The report said the evacuation center stands on a 3,000-square meter property in the Progreso Village Relocation Site owned by the city government.

It added the center “includes an office and infirmary building, laundry/drying area, toilet and bath for both male and female, pump room, generator room, and materials recovery facility. Other facilities include a cistern tank and a drainage system.”

Gasataya, sought for comment on the issue, said the building had already been turned over to the local government.

“It is up to the local government to decide what to do with it according to the purpose for which it was built,” he told DNX.

Councilor Renecito Novero, chair of the Quarantine Centers Action Team, on the other hand, said the center was not “suitable” to be turned into a quarantine facility.

He pointed out that among the requirements for a facility include separate rooms for patients, separate bathrooms and comfort rooms and a perimeter fence.

City physician Maria Carmela Gensoli, for her part, said Department of Health protocols require quarantine facilities to have separate rooms for each patient.

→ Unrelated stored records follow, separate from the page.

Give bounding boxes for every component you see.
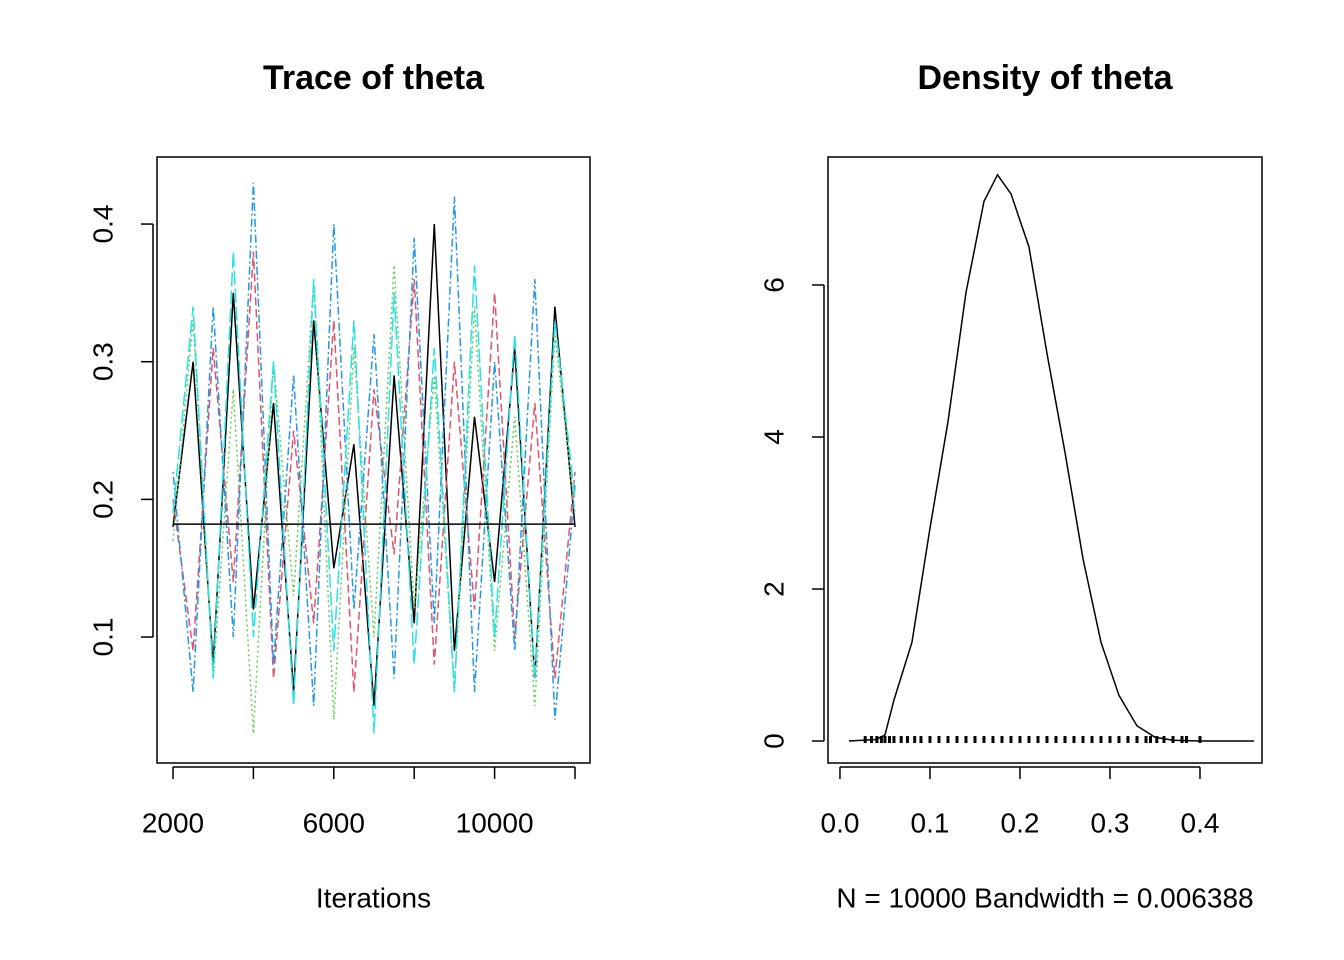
density-curve: [848, 173, 1254, 742]
chart-title: Trace of theta: [263, 59, 485, 97]
y-tick-label: 0.3: [87, 342, 118, 381]
trace-line: [172, 251, 576, 693]
y-tick-label: 6: [758, 277, 789, 293]
y-tick-label: 0: [758, 733, 789, 749]
trace-line: [172, 182, 576, 720]
y-tick-label: 2: [758, 581, 789, 597]
y-tick-label: 4: [758, 429, 789, 445]
plot-box: [827, 156, 1263, 764]
x-tick-label: 6000: [303, 807, 365, 838]
x-tick-label: 2000: [142, 807, 204, 838]
x-axis-label: Iterations: [316, 882, 431, 913]
y-tick-label: 0.4: [87, 205, 118, 244]
trace-line: [172, 251, 576, 734]
x-tick-label: 0.1: [911, 807, 950, 838]
x-tick-label: 0.3: [1091, 807, 1130, 838]
chart-title: Density of theta: [917, 59, 1173, 97]
x-axis-label: N = 10000 Bandwidth = 0.006388: [836, 882, 1253, 913]
y-tick-label: 0.1: [87, 618, 118, 657]
x-tick-label: 0.0: [821, 807, 860, 838]
x-tick-label: 10000: [456, 807, 534, 838]
y-tick-label: 0.2: [87, 480, 118, 519]
x-tick-label: 0.2: [1001, 807, 1040, 838]
plot-box: [156, 156, 591, 764]
trace-line: [172, 265, 576, 734]
x-tick-label: 0.4: [1181, 807, 1220, 838]
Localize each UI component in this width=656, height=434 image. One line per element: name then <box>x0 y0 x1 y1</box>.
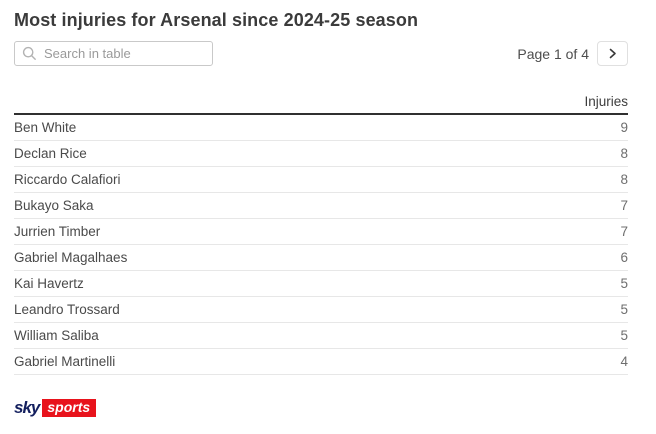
injury-count: 5 <box>620 276 628 291</box>
table-header-row: Injuries <box>14 94 628 115</box>
chevron-right-icon <box>607 48 618 59</box>
injury-table-widget: Most injuries for Arsenal since 2024-25 … <box>14 10 628 418</box>
injuries-column-header: Injuries <box>584 94 628 109</box>
injury-count: 6 <box>620 250 628 265</box>
player-name: Kai Havertz <box>14 276 84 291</box>
sky-sports-logo: sky sports <box>14 398 97 417</box>
search-input[interactable] <box>37 46 224 61</box>
table-row: Ben White 9 <box>14 115 628 141</box>
page-indicator: Page 1 of 4 <box>517 45 589 62</box>
table-row: Leandro Trossard 5 <box>14 297 628 323</box>
table-row: William Saliba 5 <box>14 323 628 349</box>
table-row: Gabriel Martinelli 4 <box>14 349 628 375</box>
injuries-table: Injuries Ben White 9 Declan Rice 8 Ricca… <box>14 94 628 375</box>
player-name: Jurrien Timber <box>14 224 101 239</box>
injury-count: 9 <box>620 120 628 135</box>
player-name: Ben White <box>14 120 77 135</box>
injury-count: 5 <box>620 328 628 343</box>
table-row: Jurrien Timber 7 <box>14 219 628 245</box>
sky-logo-text: sky <box>14 398 40 417</box>
player-name: Declan Rice <box>14 146 87 161</box>
injury-count: 8 <box>620 146 628 161</box>
sports-logo-text: sports <box>42 399 97 417</box>
toolbar: Page 1 of 4 <box>14 41 628 66</box>
pagination: Page 1 of 4 <box>517 41 628 66</box>
footer: sky sports <box>14 399 628 418</box>
injury-count: 7 <box>620 224 628 239</box>
injury-count: 7 <box>620 198 628 213</box>
table-row: Bukayo Saka 7 <box>14 193 628 219</box>
player-name: Bukayo Saka <box>14 198 94 213</box>
table-row: Kai Havertz 5 <box>14 271 628 297</box>
player-name: Gabriel Magalhaes <box>14 250 128 265</box>
injury-count: 8 <box>620 172 628 187</box>
search-box[interactable] <box>14 41 224 66</box>
table-row: Riccardo Calafiori 8 <box>14 167 628 193</box>
player-name: Riccardo Calafiori <box>14 172 121 187</box>
table-row: Declan Rice 8 <box>14 141 628 167</box>
player-name: Leandro Trossard <box>14 302 120 317</box>
search-icon <box>22 46 37 61</box>
next-page-button[interactable] <box>597 41 628 66</box>
player-name: Gabriel Martinelli <box>14 354 116 369</box>
injury-count: 4 <box>620 354 628 369</box>
page-title: Most injuries for Arsenal since 2024-25 … <box>14 10 419 30</box>
injury-count: 5 <box>620 302 628 317</box>
table-row: Gabriel Magalhaes 6 <box>14 245 628 271</box>
player-name: William Saliba <box>14 328 99 343</box>
table-body: Ben White 9 Declan Rice 8 Riccardo Calaf… <box>14 115 628 375</box>
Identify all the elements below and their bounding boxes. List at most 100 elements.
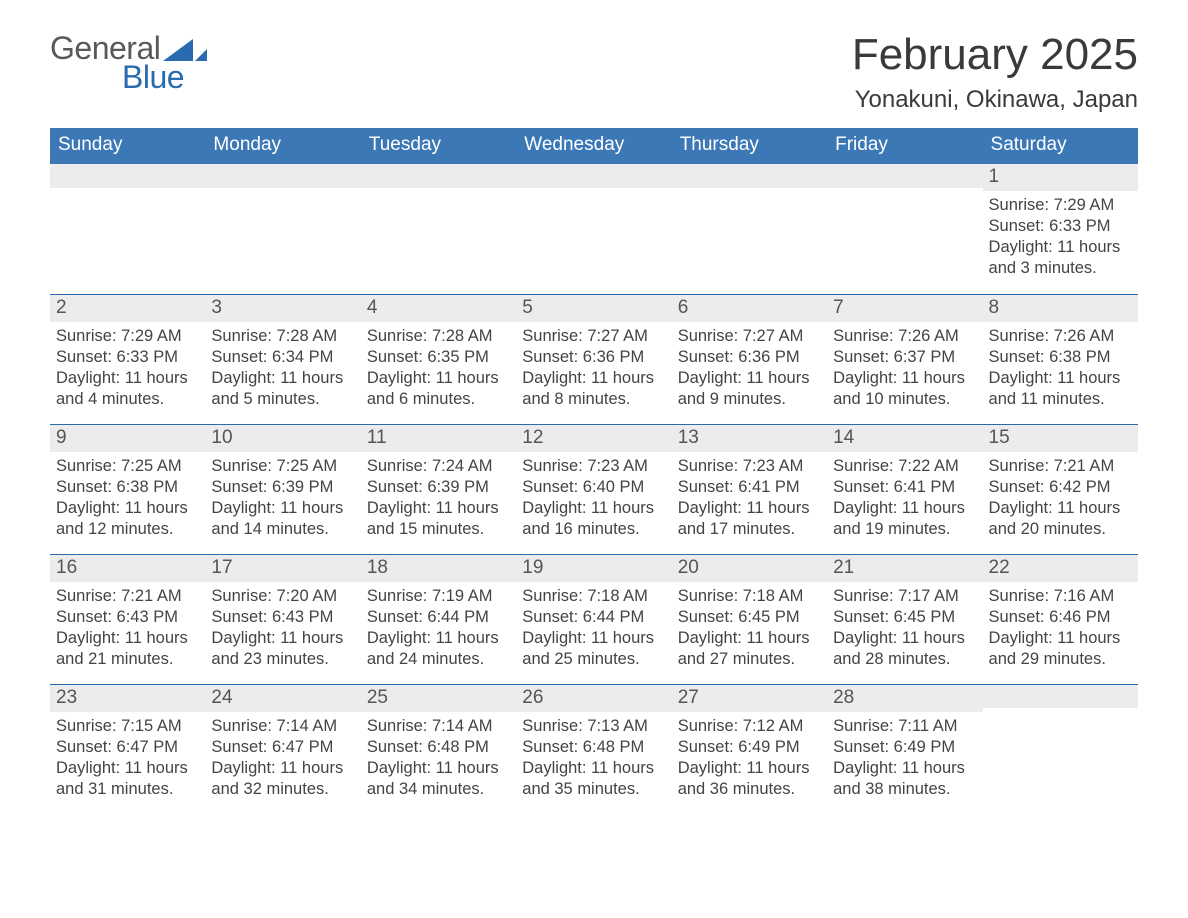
daylight-line: Daylight: 11 hours and 27 minutes. — [678, 628, 821, 670]
sunrise-line: Sunrise: 7:21 AM — [56, 586, 199, 607]
day-cell: 20Sunrise: 7:18 AMSunset: 6:45 PMDayligh… — [672, 554, 827, 684]
date-number-empty — [205, 164, 360, 188]
week-row: 16Sunrise: 7:21 AMSunset: 6:43 PMDayligh… — [50, 554, 1138, 684]
day-cell: 5Sunrise: 7:27 AMSunset: 6:36 PMDaylight… — [516, 294, 671, 424]
day-cell — [516, 164, 671, 294]
day-details: Sunrise: 7:11 AMSunset: 6:49 PMDaylight:… — [827, 712, 982, 800]
logo-sail-icon — [163, 39, 207, 61]
sunset-line: Sunset: 6:35 PM — [367, 347, 510, 368]
day-details: Sunrise: 7:18 AMSunset: 6:45 PMDaylight:… — [672, 582, 827, 670]
day-cell: 25Sunrise: 7:14 AMSunset: 6:48 PMDayligh… — [361, 684, 516, 809]
date-number-empty — [827, 164, 982, 188]
day-details: Sunrise: 7:28 AMSunset: 6:35 PMDaylight:… — [361, 322, 516, 410]
sunset-line: Sunset: 6:43 PM — [56, 607, 199, 628]
sunset-line: Sunset: 6:49 PM — [833, 737, 976, 758]
dayname-sunday: Sunday — [50, 128, 205, 164]
date-number: 28 — [827, 684, 982, 712]
date-number-empty — [983, 684, 1138, 708]
date-number-empty — [516, 164, 671, 188]
daylight-line: Daylight: 11 hours and 17 minutes. — [678, 498, 821, 540]
date-number: 16 — [50, 554, 205, 582]
daylight-line: Daylight: 11 hours and 19 minutes. — [833, 498, 976, 540]
daylight-line: Daylight: 11 hours and 14 minutes. — [211, 498, 354, 540]
daylight-line: Daylight: 11 hours and 16 minutes. — [522, 498, 665, 540]
day-cell: 26Sunrise: 7:13 AMSunset: 6:48 PMDayligh… — [516, 684, 671, 809]
day-cell: 11Sunrise: 7:24 AMSunset: 6:39 PMDayligh… — [361, 424, 516, 554]
week-row: 2Sunrise: 7:29 AMSunset: 6:33 PMDaylight… — [50, 294, 1138, 424]
day-cell — [672, 164, 827, 294]
day-cell: 27Sunrise: 7:12 AMSunset: 6:49 PMDayligh… — [672, 684, 827, 809]
day-cell: 28Sunrise: 7:11 AMSunset: 6:49 PMDayligh… — [827, 684, 982, 809]
day-cell: 9Sunrise: 7:25 AMSunset: 6:38 PMDaylight… — [50, 424, 205, 554]
daylight-line: Daylight: 11 hours and 4 minutes. — [56, 368, 199, 410]
day-cell: 6 Sunrise: 7:27 AMSunset: 6:36 PMDaylight… — [672, 294, 827, 424]
day-cell: 10Sunrise: 7:25 AMSunset: 6:39 PMDayligh… — [205, 424, 360, 554]
daylight-line: Daylight: 11 hours and 8 minutes. — [522, 368, 665, 410]
day-details: Sunrise: 7:25 AMSunset: 6:39 PMDaylight:… — [205, 452, 360, 540]
day-details: Sunrise: 7:26 AMSunset: 6:37 PMDaylight:… — [827, 322, 982, 410]
daylight-line: Daylight: 11 hours and 12 minutes. — [56, 498, 199, 540]
day-cell — [205, 164, 360, 294]
daylight-line: Daylight: 11 hours and 38 minutes. — [833, 758, 976, 800]
sunrise-line: Sunrise: 7:20 AM — [211, 586, 354, 607]
daylight-line: Daylight: 11 hours and 25 minutes. — [522, 628, 665, 670]
sunrise-line: Sunrise: 7:22 AM — [833, 456, 976, 477]
date-number: 15 — [983, 424, 1138, 452]
sunrise-line: Sunrise: 7:29 AM — [56, 326, 199, 347]
sunrise-line: Sunrise: 7:19 AM — [367, 586, 510, 607]
dayname-row: SundayMondayTuesdayWednesdayThursdayFrid… — [50, 128, 1138, 164]
day-cell: 19Sunrise: 7:18 AMSunset: 6:44 PMDayligh… — [516, 554, 671, 684]
daylight-line: Daylight: 11 hours and 34 minutes. — [367, 758, 510, 800]
day-cell — [827, 164, 982, 294]
daylight-line: Daylight: 11 hours and 5 minutes. — [211, 368, 354, 410]
sunrise-line: Sunrise: 7:25 AM — [56, 456, 199, 477]
sunset-line: Sunset: 6:38 PM — [56, 477, 199, 498]
daylight-line: Daylight: 11 hours and 9 minutes. — [678, 368, 821, 410]
sunrise-line: Sunrise: 7:28 AM — [367, 326, 510, 347]
day-details: Sunrise: 7:17 AMSunset: 6:45 PMDaylight:… — [827, 582, 982, 670]
date-number: 6 — [672, 294, 827, 322]
daylight-line: Daylight: 11 hours and 32 minutes. — [211, 758, 354, 800]
sunset-line: Sunset: 6:44 PM — [367, 607, 510, 628]
dayname-monday: Monday — [205, 128, 360, 164]
daylight-line: Daylight: 11 hours and 21 minutes. — [56, 628, 199, 670]
sunrise-line: Sunrise: 7:23 AM — [678, 456, 821, 477]
sunset-line: Sunset: 6:39 PM — [367, 477, 510, 498]
date-number: 5 — [516, 294, 671, 322]
sunset-line: Sunset: 6:47 PM — [56, 737, 199, 758]
date-number: 27 — [672, 684, 827, 712]
day-details: Sunrise: 7:21 AMSunset: 6:43 PMDaylight:… — [50, 582, 205, 670]
sunset-line: Sunset: 6:45 PM — [678, 607, 821, 628]
calendar-body: 1Sunrise: 7:29 AMSunset: 6:33 PMDaylight… — [50, 164, 1138, 809]
sunrise-line: Sunrise: 7:26 AM — [989, 326, 1132, 347]
day-details: Sunrise: 7:27 AMSunset: 6:36 PMDaylight:… — [516, 322, 671, 410]
day-details: Sunrise: 7:19 AMSunset: 6:44 PMDaylight:… — [361, 582, 516, 670]
date-number: 24 — [205, 684, 360, 712]
date-number: 12 — [516, 424, 671, 452]
day-cell — [50, 164, 205, 294]
sunset-line: Sunset: 6:48 PM — [522, 737, 665, 758]
day-cell: 21Sunrise: 7:17 AMSunset: 6:45 PMDayligh… — [827, 554, 982, 684]
sunrise-line: Sunrise: 7:14 AM — [367, 716, 510, 737]
sunset-line: Sunset: 6:48 PM — [367, 737, 510, 758]
calendar-thead: SundayMondayTuesdayWednesdayThursdayFrid… — [50, 128, 1138, 164]
daylight-line: Daylight: 11 hours and 28 minutes. — [833, 628, 976, 670]
sunset-line: Sunset: 6:49 PM — [678, 737, 821, 758]
day-cell: 8Sunrise: 7:26 AMSunset: 6:38 PMDaylight… — [983, 294, 1138, 424]
date-number: 10 — [205, 424, 360, 452]
day-details: Sunrise: 7:21 AMSunset: 6:42 PMDaylight:… — [983, 452, 1138, 540]
sunset-line: Sunset: 6:39 PM — [211, 477, 354, 498]
daylight-line: Daylight: 11 hours and 20 minutes. — [989, 498, 1132, 540]
date-number: 1 — [983, 164, 1138, 191]
logo: General Blue — [50, 30, 207, 96]
sunrise-line: Sunrise: 7:27 AM — [678, 326, 821, 347]
logo-word-blue: Blue — [122, 59, 207, 96]
sunset-line: Sunset: 6:41 PM — [833, 477, 976, 498]
date-number: 23 — [50, 684, 205, 712]
week-row: 9Sunrise: 7:25 AMSunset: 6:38 PMDaylight… — [50, 424, 1138, 554]
day-details: Sunrise: 7:16 AMSunset: 6:46 PMDaylight:… — [983, 582, 1138, 670]
daylight-line: Daylight: 11 hours and 3 minutes. — [989, 237, 1132, 279]
day-details: Sunrise: 7:13 AMSunset: 6:48 PMDaylight:… — [516, 712, 671, 800]
sunset-line: Sunset: 6:36 PM — [678, 347, 821, 368]
day-cell: 1Sunrise: 7:29 AMSunset: 6:33 PMDaylight… — [983, 164, 1138, 294]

In the case of the regional evacuation center, the receiving hall can be converted by constructing cubicles that can serve as separate rooms for patients.

However, she pointed out there is no perimeter fence around the facility which would make it difficult to secure the patients and the building itself.

Aside from the two requirements, the DOH protocol also stipulates a separate bath and comfort room to prevent infection.

In the case of the REC, there are only common bath and comfort rooms that cannot be divided into individual ones.